In particolare sembra che i geni dell’invecchiamento siano progettati per sopperire a periodi di carestia in cui le disponibilità energetiche sono limitate. «Durante l’evoluzione della specie – continua Pelicci su radio SBS – si è sviluppa una risposta dell’organismo alla mancanza di cibo per cui in queste condizioni gli animali hanno imparato a investire tutta la poca l’energia disponibile per la riparazione dei tessuti, al fine di prolungare la vita e posticipare la riproduzione. Una straordinaria risposta adattativa dell’organismo all’ambiente, che si esplica attraverso l’inibizione dei geni dell’invecchiamento». Viceversa in situazioni di abbondanza i geni si spengono e tutta l’energia viene impegnata per la procreazione e l’immortalità della specie, a svantaggio dell’integrità del singolo.

A conferma di questa ipotesi l’esperto di medicina molecolare racconta su Le Scienze un esperimento condotto dal suo team che dimostra ancora una volta come invecchiamento e alimentazione siano strettamente correlati. «Abbiamo lavorato su un gruppo di topi privati del gene dell’invecchiamento p66. Li abbiamo mantenuti nei nostri stabulari per sei mesi e dopo questo periodo li abbiamo divisi in due gruppi: uno è stato mantenuto nei nostri stabulari mentre l’altro è stato trasferito in Siberia, dove si trova l’unico stabulario all’aperto al mondo. Lì i topi (non modificati) son esposti a situazioni critiche, basse temperature e a scarsità di cibo, ma sopravvivono lo stesso. I nostri topi carenti del gene p66 invece sono morti durante l’inverno. Mentre l’altro gruppo, quello rimasto nei nostri stabulari in condizioni controllate è sopravvissuto più a lungo rispetto il normale. Precisamente il 30% in più, come già sapevamo. Questo dimostra come il gene p66 in un ambiente ostile, come quello siberiano, ci aiuti a sopravvivere e sia responsabile di una maggiore longevità, mentre in condizioni di prosperità o comunque controllate sia responsabile dell’invecchiamento. Eliminando questo gene e vivendo in un ambiente protetto insomma, potremmo sperare di vivere più a lungo».
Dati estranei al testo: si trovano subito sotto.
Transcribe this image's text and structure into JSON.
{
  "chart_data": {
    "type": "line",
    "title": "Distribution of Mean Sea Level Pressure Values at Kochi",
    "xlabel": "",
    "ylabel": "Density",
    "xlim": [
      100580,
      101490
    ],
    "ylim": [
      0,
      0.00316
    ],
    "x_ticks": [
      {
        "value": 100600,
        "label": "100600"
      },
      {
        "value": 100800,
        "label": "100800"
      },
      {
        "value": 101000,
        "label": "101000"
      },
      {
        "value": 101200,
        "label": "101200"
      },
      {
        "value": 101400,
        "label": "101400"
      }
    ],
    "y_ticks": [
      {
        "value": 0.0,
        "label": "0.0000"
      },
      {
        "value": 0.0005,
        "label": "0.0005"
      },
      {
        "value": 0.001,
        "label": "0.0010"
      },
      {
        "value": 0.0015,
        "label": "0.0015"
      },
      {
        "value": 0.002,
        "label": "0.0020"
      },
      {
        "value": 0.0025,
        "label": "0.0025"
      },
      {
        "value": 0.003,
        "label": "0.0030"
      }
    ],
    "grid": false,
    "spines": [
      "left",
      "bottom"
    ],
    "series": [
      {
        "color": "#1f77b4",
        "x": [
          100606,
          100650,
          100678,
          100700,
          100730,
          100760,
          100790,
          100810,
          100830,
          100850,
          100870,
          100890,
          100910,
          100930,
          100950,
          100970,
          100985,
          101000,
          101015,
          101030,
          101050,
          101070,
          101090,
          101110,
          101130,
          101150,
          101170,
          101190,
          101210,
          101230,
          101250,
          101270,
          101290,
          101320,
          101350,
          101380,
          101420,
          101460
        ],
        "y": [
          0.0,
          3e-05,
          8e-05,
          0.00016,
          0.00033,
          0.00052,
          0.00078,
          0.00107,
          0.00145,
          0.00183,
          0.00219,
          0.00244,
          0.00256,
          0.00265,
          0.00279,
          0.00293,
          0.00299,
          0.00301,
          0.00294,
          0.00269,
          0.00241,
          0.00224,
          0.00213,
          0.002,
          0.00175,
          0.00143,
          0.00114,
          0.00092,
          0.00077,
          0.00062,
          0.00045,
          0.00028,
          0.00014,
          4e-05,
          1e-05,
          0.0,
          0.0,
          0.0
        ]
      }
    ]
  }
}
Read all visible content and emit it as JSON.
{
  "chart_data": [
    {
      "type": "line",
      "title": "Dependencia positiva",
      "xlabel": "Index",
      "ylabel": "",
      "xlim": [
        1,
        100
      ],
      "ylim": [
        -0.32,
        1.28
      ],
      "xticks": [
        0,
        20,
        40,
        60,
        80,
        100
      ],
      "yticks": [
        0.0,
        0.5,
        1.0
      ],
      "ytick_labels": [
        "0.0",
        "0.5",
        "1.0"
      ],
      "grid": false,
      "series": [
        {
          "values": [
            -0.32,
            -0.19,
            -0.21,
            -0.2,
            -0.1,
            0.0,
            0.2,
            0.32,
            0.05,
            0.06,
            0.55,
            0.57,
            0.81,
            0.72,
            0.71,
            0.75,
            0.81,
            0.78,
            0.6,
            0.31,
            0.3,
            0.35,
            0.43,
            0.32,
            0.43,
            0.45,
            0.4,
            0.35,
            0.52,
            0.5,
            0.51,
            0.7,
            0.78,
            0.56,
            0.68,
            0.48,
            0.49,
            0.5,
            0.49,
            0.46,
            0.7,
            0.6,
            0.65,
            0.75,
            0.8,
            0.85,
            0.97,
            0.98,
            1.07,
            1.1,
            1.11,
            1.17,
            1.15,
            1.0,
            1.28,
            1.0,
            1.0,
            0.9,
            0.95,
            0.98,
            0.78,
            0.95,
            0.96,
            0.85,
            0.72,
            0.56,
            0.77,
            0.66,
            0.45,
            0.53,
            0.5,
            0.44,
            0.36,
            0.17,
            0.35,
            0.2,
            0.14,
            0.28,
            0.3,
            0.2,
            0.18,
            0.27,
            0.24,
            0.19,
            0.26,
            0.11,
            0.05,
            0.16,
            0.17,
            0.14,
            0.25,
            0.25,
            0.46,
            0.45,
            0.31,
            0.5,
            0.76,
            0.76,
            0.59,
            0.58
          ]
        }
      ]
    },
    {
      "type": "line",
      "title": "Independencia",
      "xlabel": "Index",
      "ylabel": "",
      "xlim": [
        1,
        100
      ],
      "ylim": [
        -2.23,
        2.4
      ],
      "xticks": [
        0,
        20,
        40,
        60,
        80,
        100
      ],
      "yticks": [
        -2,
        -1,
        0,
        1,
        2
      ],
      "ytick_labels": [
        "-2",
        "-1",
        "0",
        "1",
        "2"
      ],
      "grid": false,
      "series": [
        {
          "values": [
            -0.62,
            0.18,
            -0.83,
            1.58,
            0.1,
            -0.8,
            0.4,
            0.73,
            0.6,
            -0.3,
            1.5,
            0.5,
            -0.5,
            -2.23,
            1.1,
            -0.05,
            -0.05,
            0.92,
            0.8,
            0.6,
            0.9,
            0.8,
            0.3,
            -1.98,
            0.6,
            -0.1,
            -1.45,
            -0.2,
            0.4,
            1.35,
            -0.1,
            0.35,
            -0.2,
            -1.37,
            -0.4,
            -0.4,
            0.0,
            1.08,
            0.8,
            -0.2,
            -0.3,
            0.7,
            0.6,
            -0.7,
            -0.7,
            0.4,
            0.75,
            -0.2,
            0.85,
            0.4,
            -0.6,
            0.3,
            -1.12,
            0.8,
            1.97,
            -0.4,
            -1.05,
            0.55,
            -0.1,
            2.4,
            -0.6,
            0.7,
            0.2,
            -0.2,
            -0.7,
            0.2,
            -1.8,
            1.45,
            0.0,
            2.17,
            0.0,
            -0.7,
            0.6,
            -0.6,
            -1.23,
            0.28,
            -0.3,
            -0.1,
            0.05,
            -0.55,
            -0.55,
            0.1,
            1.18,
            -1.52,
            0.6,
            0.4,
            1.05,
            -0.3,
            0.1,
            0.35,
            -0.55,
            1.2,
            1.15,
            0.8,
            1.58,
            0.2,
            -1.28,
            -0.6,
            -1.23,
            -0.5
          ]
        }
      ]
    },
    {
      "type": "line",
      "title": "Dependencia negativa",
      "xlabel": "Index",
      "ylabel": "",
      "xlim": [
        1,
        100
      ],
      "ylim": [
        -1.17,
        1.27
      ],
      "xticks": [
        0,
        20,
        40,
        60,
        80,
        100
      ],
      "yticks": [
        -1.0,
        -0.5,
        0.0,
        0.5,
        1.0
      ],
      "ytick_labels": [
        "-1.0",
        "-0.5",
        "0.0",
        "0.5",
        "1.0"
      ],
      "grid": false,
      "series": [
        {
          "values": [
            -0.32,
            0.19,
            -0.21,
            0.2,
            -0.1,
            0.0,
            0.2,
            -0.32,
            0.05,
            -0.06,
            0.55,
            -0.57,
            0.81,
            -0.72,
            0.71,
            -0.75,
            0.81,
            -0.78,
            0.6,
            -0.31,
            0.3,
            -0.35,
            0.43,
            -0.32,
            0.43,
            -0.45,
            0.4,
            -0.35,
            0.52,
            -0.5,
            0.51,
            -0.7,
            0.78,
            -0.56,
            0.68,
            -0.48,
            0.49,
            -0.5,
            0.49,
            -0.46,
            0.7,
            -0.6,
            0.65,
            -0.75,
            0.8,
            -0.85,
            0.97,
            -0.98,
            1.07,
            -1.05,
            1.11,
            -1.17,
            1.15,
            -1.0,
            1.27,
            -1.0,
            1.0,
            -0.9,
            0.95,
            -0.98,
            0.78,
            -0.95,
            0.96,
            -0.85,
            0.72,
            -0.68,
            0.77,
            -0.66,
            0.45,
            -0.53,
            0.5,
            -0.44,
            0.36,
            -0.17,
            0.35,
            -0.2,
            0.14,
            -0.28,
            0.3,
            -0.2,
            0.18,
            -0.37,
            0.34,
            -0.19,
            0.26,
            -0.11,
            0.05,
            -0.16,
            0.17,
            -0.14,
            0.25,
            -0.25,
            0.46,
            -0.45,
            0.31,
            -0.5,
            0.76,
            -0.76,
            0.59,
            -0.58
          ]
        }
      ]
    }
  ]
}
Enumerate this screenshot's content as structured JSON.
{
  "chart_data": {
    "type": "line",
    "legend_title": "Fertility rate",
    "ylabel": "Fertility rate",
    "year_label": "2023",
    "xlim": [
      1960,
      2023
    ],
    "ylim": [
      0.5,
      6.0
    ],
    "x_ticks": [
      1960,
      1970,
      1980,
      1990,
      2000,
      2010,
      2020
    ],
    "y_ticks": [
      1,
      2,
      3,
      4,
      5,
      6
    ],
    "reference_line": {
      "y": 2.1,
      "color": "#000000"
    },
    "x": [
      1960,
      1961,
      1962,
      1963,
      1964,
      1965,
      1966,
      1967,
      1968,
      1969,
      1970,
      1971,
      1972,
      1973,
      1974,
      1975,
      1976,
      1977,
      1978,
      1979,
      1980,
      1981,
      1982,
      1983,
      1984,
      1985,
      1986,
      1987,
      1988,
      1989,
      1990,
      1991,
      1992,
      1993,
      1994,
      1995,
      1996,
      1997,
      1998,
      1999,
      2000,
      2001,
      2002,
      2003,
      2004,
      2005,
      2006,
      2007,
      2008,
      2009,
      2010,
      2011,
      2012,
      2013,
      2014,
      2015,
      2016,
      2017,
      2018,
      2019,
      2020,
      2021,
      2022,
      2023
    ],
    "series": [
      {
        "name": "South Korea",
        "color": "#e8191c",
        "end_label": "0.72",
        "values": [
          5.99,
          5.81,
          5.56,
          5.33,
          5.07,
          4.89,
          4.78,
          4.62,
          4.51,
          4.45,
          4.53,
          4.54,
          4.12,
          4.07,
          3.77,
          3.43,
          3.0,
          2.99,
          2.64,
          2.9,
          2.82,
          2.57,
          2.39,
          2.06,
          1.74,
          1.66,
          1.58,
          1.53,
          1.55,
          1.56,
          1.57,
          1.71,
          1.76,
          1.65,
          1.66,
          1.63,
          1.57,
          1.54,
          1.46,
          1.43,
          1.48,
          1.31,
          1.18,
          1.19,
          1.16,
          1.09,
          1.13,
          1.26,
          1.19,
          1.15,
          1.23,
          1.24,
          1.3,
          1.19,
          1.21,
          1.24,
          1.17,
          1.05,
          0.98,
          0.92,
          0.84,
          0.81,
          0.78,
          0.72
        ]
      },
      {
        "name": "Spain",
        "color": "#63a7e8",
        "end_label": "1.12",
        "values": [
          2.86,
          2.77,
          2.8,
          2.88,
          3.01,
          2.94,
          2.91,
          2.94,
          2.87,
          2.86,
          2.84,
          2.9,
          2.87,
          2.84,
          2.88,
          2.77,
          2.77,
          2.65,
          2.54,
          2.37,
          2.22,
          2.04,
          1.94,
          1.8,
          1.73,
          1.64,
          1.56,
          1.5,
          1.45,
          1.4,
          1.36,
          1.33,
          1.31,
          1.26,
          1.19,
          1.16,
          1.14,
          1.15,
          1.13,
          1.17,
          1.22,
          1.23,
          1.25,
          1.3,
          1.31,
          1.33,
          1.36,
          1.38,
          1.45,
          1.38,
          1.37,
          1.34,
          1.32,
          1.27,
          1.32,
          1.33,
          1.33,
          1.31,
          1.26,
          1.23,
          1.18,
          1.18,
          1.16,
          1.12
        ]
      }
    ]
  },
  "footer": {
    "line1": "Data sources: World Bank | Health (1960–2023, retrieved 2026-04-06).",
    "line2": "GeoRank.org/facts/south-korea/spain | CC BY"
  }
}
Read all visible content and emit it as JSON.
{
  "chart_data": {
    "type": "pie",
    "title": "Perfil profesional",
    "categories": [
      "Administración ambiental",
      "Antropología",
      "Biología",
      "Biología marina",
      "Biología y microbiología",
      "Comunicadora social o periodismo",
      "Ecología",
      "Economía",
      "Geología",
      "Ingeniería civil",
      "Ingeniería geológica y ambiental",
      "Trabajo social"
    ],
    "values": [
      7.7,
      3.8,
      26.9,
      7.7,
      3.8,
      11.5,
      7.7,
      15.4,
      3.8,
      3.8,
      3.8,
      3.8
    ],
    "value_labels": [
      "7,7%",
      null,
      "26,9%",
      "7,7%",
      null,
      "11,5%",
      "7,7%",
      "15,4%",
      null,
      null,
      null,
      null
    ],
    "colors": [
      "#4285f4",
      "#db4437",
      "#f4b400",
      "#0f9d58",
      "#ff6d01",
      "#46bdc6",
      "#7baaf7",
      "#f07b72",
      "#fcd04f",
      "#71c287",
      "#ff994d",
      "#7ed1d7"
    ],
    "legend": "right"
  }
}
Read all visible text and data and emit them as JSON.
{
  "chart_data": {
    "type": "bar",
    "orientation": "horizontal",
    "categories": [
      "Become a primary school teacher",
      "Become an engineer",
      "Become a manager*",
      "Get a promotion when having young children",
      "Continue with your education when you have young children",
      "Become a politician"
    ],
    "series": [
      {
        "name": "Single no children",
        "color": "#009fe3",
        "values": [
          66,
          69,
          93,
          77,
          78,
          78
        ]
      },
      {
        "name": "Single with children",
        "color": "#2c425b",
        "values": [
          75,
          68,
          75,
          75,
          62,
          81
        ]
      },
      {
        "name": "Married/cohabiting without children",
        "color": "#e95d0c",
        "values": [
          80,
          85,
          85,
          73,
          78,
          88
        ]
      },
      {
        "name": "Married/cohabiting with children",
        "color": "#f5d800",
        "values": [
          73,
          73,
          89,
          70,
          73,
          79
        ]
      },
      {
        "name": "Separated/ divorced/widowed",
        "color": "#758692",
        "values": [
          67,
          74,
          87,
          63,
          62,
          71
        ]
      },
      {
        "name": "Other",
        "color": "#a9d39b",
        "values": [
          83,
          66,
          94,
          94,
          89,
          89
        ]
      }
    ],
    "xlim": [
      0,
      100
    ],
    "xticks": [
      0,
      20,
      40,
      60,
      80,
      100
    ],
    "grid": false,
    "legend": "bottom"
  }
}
Un altro aspetto positivo è che durante gli esperimenti portati avanti da Pelicci, il prolungamento della vita ottenuto con restrizione calorica o modifica di questi geni abbia portato anche a una riduzione dell’incidenza delle malattie associate all’invecchiamento. «Questo non dovrebbe sorprendere – continua Pelicci su SBS – perché il meccanismo molecolare alla base dell’invecchiamento non è molto diverso da quello alla base delle malattie legate a esso. Con queste manovre possiamo non solo allungare la vita ma anche migliorarne la qualità degli ultimi anni, con una riduzione della frequenza e della gravità delle malattie che la accompagnano». Secondo i dati Istat in Italia nel 2011 si contavano 6 mila centenari, dato che nel 2012 è aumentato fino a 12 mila. Una tendenza che andrà aumentando grazie al miglioramento delle terapie per le malattie dell’invecchiamento, per cui chi ha dei geni “longevi” che potranno permettergli di superare i cento anni, lo farà. Ma non dimentichiamo che ogni specie ha un limite massimo di durata della vita, «e nel caso dell’uomo – conclude Pelicci – è di 123 anni».